The suggestion that geometry can address the human condition lies at the core of classic architectural discourse, and is everywhere present in the ideology and practice of de Stijl. Described as “neoplastic,” architecture in this period favored a kind of elementary constructivism evidenced in anti-decorative, asymmetrical, and colorful explorations of spatial displacement. Such experiments—the famous red, blue, and yellow Rietveldt chair (1918), for example—indicated the extent to which simple form could explode with new and provocative possibility. Mondrian’s Broadway Boogie Woogie (1926) was an attempt to codify the dynamic pulse of the city through the restrained use of horizontal and vertical lines, the expression of two opposing forces. It is no coincidence that this work gestured to the space beyond the limits of the canvas: indeed, the desire to embrace infinite space was in no small way influenced by Einstein’s theory of relativity, which had been published several years earlier.
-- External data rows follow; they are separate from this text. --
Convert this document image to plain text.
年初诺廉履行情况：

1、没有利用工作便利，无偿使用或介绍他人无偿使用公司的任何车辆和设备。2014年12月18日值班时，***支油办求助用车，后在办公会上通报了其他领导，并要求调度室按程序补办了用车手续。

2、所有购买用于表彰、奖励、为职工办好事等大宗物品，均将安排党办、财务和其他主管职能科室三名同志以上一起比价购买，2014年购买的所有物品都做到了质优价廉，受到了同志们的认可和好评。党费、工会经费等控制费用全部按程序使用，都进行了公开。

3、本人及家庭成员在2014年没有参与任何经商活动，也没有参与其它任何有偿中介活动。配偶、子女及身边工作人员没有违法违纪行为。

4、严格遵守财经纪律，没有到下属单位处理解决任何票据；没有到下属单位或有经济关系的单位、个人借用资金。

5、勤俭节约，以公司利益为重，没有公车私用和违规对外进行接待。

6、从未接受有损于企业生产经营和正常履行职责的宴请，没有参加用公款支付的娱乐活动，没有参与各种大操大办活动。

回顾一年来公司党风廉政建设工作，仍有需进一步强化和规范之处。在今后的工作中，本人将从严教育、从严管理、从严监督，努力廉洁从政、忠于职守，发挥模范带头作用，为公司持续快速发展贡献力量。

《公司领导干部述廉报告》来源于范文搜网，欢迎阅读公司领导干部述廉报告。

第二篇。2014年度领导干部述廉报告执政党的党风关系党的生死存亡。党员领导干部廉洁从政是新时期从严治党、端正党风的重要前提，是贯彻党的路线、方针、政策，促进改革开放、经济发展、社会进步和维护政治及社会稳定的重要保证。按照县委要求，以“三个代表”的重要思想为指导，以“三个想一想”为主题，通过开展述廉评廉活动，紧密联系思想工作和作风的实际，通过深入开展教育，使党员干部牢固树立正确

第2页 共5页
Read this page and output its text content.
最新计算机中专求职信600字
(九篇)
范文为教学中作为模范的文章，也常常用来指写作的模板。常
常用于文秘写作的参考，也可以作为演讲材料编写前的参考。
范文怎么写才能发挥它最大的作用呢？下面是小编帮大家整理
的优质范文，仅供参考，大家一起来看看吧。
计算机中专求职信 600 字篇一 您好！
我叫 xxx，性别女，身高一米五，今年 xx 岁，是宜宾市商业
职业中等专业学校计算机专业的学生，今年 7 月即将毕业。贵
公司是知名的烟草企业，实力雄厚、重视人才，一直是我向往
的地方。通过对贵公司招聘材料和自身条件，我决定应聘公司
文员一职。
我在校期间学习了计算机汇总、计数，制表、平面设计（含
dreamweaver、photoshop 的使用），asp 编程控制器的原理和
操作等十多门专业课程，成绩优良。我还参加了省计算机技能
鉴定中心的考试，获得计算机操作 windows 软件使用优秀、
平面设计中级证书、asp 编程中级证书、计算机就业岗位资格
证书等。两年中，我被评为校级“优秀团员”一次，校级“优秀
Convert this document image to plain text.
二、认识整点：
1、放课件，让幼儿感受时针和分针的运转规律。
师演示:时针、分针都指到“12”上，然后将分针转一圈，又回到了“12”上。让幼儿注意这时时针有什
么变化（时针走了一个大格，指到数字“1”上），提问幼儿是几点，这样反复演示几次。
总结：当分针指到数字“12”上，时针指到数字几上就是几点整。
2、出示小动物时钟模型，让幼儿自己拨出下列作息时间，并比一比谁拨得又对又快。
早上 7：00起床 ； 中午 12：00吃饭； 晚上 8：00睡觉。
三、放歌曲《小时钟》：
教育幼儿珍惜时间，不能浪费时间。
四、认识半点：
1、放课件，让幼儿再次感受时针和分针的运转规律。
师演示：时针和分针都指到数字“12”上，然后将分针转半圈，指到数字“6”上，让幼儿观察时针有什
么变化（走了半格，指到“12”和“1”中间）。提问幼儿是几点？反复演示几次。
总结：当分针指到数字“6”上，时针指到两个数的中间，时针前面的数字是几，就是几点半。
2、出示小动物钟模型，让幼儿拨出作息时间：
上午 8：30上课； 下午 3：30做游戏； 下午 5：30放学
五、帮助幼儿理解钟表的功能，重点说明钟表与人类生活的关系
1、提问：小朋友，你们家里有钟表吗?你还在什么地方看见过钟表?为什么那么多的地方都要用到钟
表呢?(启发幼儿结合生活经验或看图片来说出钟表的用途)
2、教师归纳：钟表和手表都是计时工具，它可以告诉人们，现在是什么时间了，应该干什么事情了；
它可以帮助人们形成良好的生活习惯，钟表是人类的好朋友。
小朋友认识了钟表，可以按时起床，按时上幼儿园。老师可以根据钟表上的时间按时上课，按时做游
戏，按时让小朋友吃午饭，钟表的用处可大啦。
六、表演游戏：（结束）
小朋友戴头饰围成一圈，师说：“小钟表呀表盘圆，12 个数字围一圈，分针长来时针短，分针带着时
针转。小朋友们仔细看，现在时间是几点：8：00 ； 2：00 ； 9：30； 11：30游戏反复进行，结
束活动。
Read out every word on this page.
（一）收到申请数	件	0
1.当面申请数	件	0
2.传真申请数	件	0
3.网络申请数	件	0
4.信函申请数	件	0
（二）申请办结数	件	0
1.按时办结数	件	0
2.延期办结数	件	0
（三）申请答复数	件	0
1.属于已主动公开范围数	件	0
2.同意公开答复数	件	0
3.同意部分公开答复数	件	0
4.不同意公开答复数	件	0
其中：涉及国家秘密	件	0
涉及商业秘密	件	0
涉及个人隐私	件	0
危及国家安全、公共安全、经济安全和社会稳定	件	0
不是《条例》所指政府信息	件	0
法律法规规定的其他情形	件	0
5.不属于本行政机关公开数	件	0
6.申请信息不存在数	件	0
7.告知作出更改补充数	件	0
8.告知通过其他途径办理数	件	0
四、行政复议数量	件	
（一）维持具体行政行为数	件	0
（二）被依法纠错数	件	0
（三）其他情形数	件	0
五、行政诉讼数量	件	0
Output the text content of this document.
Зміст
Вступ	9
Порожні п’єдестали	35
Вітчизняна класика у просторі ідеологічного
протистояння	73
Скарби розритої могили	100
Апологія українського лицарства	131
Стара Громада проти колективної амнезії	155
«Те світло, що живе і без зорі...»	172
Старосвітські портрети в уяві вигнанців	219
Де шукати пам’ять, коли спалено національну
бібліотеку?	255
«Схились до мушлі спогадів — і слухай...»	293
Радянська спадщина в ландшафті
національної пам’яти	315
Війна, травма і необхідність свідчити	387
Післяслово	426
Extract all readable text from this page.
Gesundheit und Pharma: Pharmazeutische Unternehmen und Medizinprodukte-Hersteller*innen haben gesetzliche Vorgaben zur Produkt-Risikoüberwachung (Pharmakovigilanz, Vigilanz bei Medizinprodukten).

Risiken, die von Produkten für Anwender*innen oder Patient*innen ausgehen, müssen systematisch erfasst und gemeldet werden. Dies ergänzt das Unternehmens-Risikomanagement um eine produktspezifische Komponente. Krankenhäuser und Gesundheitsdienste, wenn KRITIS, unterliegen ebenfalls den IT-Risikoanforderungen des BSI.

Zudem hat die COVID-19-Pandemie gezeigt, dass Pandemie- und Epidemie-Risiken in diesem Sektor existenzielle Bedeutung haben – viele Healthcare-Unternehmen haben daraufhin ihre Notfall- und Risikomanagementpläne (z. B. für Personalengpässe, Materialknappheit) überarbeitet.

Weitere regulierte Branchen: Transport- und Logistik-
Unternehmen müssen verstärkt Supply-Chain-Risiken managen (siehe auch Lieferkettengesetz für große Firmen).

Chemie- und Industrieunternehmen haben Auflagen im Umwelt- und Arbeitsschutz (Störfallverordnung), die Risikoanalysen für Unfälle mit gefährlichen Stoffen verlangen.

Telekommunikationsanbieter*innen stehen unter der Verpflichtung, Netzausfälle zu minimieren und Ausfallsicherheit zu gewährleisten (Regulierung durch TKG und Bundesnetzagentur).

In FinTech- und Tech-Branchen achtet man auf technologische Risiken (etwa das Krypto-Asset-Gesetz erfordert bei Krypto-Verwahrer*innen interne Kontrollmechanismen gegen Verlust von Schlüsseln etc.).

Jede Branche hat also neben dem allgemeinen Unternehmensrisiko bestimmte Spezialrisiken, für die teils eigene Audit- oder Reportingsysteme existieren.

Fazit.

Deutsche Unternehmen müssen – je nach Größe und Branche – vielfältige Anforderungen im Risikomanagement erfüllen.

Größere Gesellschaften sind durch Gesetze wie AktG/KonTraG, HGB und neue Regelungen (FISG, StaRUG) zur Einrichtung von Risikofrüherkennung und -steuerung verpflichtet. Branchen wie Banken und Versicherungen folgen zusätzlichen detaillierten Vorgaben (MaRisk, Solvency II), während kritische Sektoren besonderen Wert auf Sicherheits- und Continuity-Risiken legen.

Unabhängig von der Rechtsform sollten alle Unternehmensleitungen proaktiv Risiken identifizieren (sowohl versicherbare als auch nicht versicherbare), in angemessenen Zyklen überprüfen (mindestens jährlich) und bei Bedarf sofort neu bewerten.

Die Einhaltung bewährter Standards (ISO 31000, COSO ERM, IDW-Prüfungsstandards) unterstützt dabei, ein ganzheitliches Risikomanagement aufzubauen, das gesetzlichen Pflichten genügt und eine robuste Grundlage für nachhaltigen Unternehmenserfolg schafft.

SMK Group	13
Like the de Stijl artists, we can identify with the imposed rectilinear parameters circumscribing our work, as we struggle to define the opportunities for creative expression on screen. We can share their pointed fascination with infinite space as we explore the limitless real estate options introduced by the phenomenon of cyberspace. But unlike them, our work today has yet to reveal itself as inspired, informed by their legacy, their thinking, the empirical evidence of their prolific labors. In the end, as reality itself is called into question by the notion of virtual space and the users (read audiences) who dwell there, “beauty” (not to mention “exact beauty”) is indeed in the eye of the beholder. This is of course the true goal of interactivity: designers often struggle in particular with the intangible temporal component implicit in these new media, where experience is meant to be customized and mutable. How can design address consistency—of place, of identity, of need—and still speak to the perpetual changes that characterize the transient nature of these phenomena? Of great relevance to new media, de Stijl practitioners concerned themselves with resolving the relationship between the static and the dynamic. Their interest in challenging the formal interplay of geometric elements suggests that the orchestration of components can simultaneously gesture to the fixed and to the flexible, to the precision as well as to the elusiveness of “exact beauty.” In this view, the same reductive visual vocabulary cannot only support such seemingly conflicting ideals (static/kinetic, variable/constant, universal/unique) but can perhaps begin to suggest more innovative solutions for structuring new systems, mapping new spaces, and reaching new audiences along the way.